Russia Markets: Putin Is Still Here -- Get Over It and Look for Bargains
Russia's politics may be stagnant, but its companies are not.
Anti-Putin activists in the streets may have curtailed their own expectations to seeing him replaced, by some unspecified mechanism, sometime during his new six-year term. That didn’t stop Bloomberg Business Week from publishing a cover story on how Putin’s “days are numbered” or the Wall Street Journal from heralding the “After Putin” era. (The New York Times, which has found its best Moscow correspondent in years in Ellen Barry, is offering more measured an incisive coverage.)
The good news for investors is they may be able to make money on the Putin buriers’ wishful thinking. Putin will soon return comfortably to his old chair at the Kremlin, the marches against him will likely die down, and Russia will be re-rebranded as an ordinary emerging market with some strong points in its favor.
One reason for buying Russia now is knee-jerk. The price of Brent crude oil has risen by 8% this year, and between US economic recovery and jitters over Iranian supply, it looks set to remain firm. That can’t help boosting blue chips like state oil giant Rosneft (ROSN.ME), which has advanced 14% since January 1.
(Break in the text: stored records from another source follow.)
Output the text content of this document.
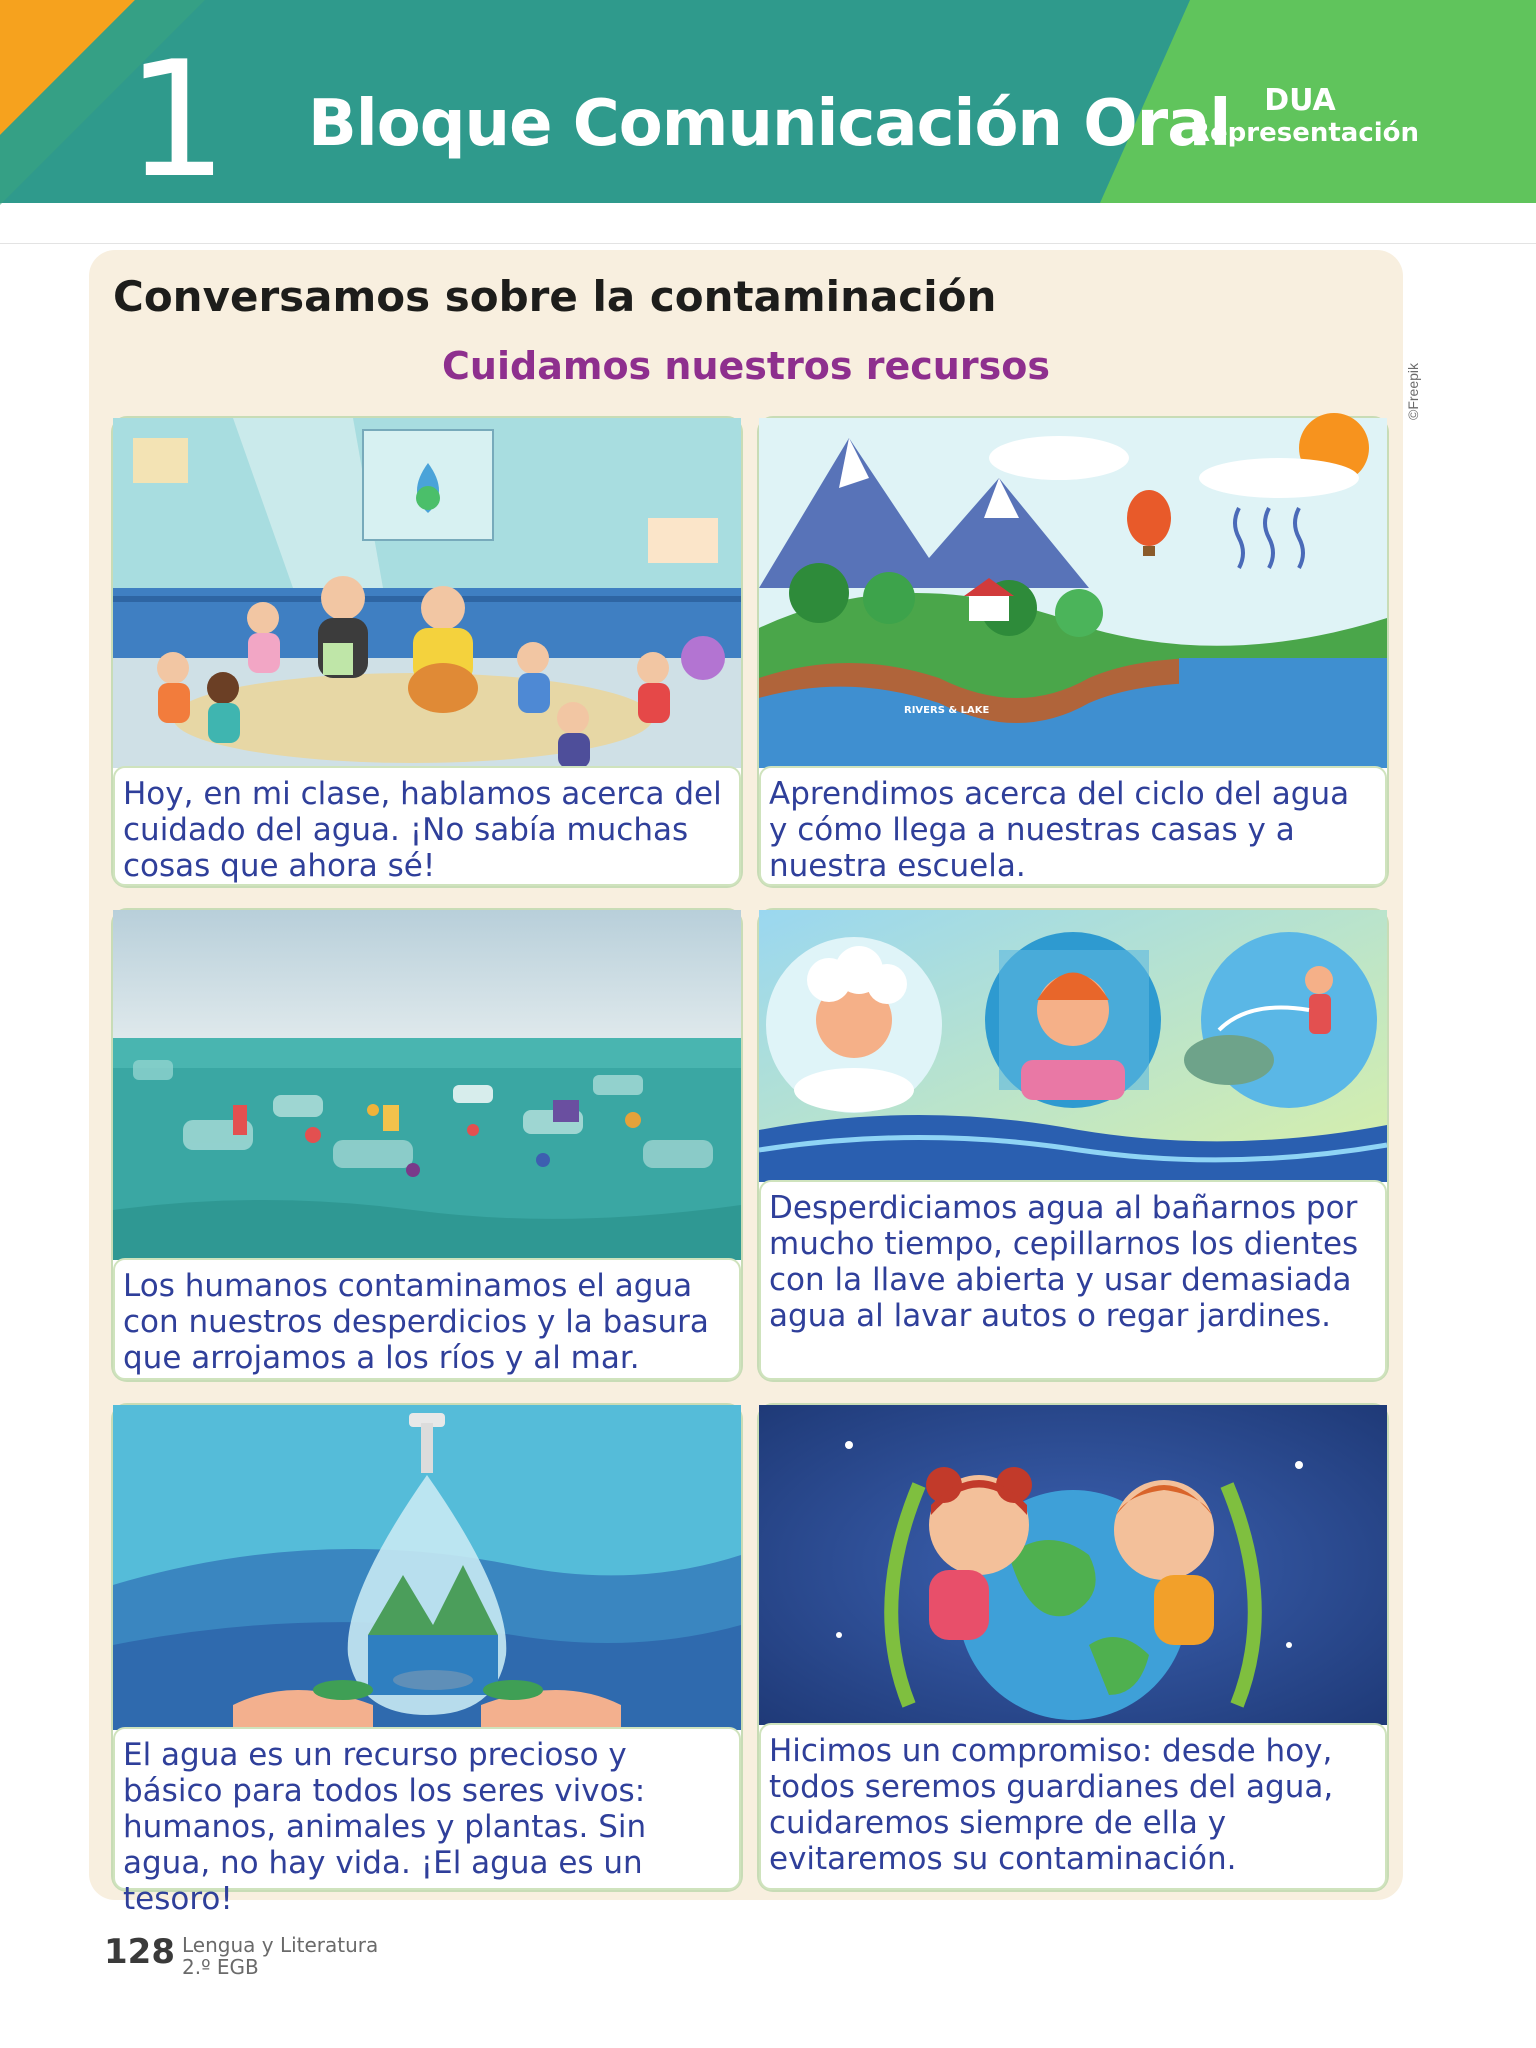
1 Bloque Comunicación Oral	DUA
Representación
Conversamos sobre la contaminación
Cuidamos nuestros recursos	©Freepik
Hoy, en mi clase, hablamos acerca del cuidado del agua. ¡No sabía muchas cosas que ahora sé!
RIVERS & LAKE
Aprendimos acerca del ciclo del agua y cómo llega a nuestras casas y a nuestra escuela.
Los humanos contaminamos el agua con nuestros desperdicios y la basura que arrojamos a los ríos y al mar.
Desperdiciamos agua al bañarnos por mucho tiempo, cepillarnos los dientes con la llave abierta y usar demasiada agua al lavar autos o regar jardines.
El agua es un recurso precioso y básico para todos los seres vivos: humanos, animales y plantas. Sin agua, no hay vida. ¡El agua es un tesoro!
Hicimos un compromiso: desde hoy, todos seremos guardianes del agua, cuidaremos siempre de ella y evitaremos su contaminación.
128 Lengua y Literatura
2.º EGB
The second reason is less obvious but more persuasive: Russia’s political stasis and often backward-looking political rhetoric mask a dynamic corporate sector that is bent on modernization and growing like a house afire as a result.
Goldman Sachs (GS) expects profit at publicly listed Russian companies to leap by 27% a year from 2011-13. That’s the best projection in the BRIC, beating China’s 24% expected average earnings growth and dusting India’s 18%.
How do corporate profits jump 27% annually when gross domestic product is puttering along at about 4%? Russia’s consumer sector is rebounding faster than the economy as a whole, for one thing. Retail spending rose by more than 7% last year, and bank credit by some 25%. Immature service sectors are still being rapidly consolidated, spurring outsized expansion by listed store chains like Magnit (MGNT.ME) and Dixy (DIXY.ME).
A post-Soviet management generation has also come of age, loaded with multinational corporate experience and prestigious Western MBAs. The disruptions of 2008 brought this cosmopolitan crew to leadership positions even at dinosaurs like state-owned Sberbank (SBER.ME), and they have a fertile field for increasing efficiency and margins.
Considering this corporate ferment, Russia’s stock market looks cheap on its face. Not as cheap as two months ago. It has jumped by a quarter this year, as the twin terrors of local anarchy and eurozone meltdown have eased.
But the benchmark RTS Index is still off 14% from a year ago, and average price/earnings ratios languish below 6. That is about the same as it was in 1999, when Russia was limping out of a sovereign debt default and really was threatened with anarchy. It compares to an average P/E above 11 for Brazil and 16 in India.
Disconnects between earnings and share performance range across the Russian economy. Dixy, one avatar of a new-economy growth company, doubled revenue for the first nine months of last year and rebounded to a profit after losing money in 2010. Its shares nonetheless slid 7% over the past 12 months.
Sberbank more than doubled net income in 2011; its stock is down more than 9%. Shares of Bashneft (BANE), a formerly sleepy oil company that has been revamped by a management team from Moscow-based holding Sistema, have gained 25% over the past year. But 2011 profit jumped 52%.
It’s reasonable to say that emerging markets in general were overhyped and due for a comedown back in March 2011. But emerging markets in general have slumped about 6% in the year since then, less than half of Russia’s drop. There is something investors particularly don’t like about Russia, and some of it has to do with one-sided publicity that makes the place sound like North Korea only more volatile. The smart fund manager will dig deeper.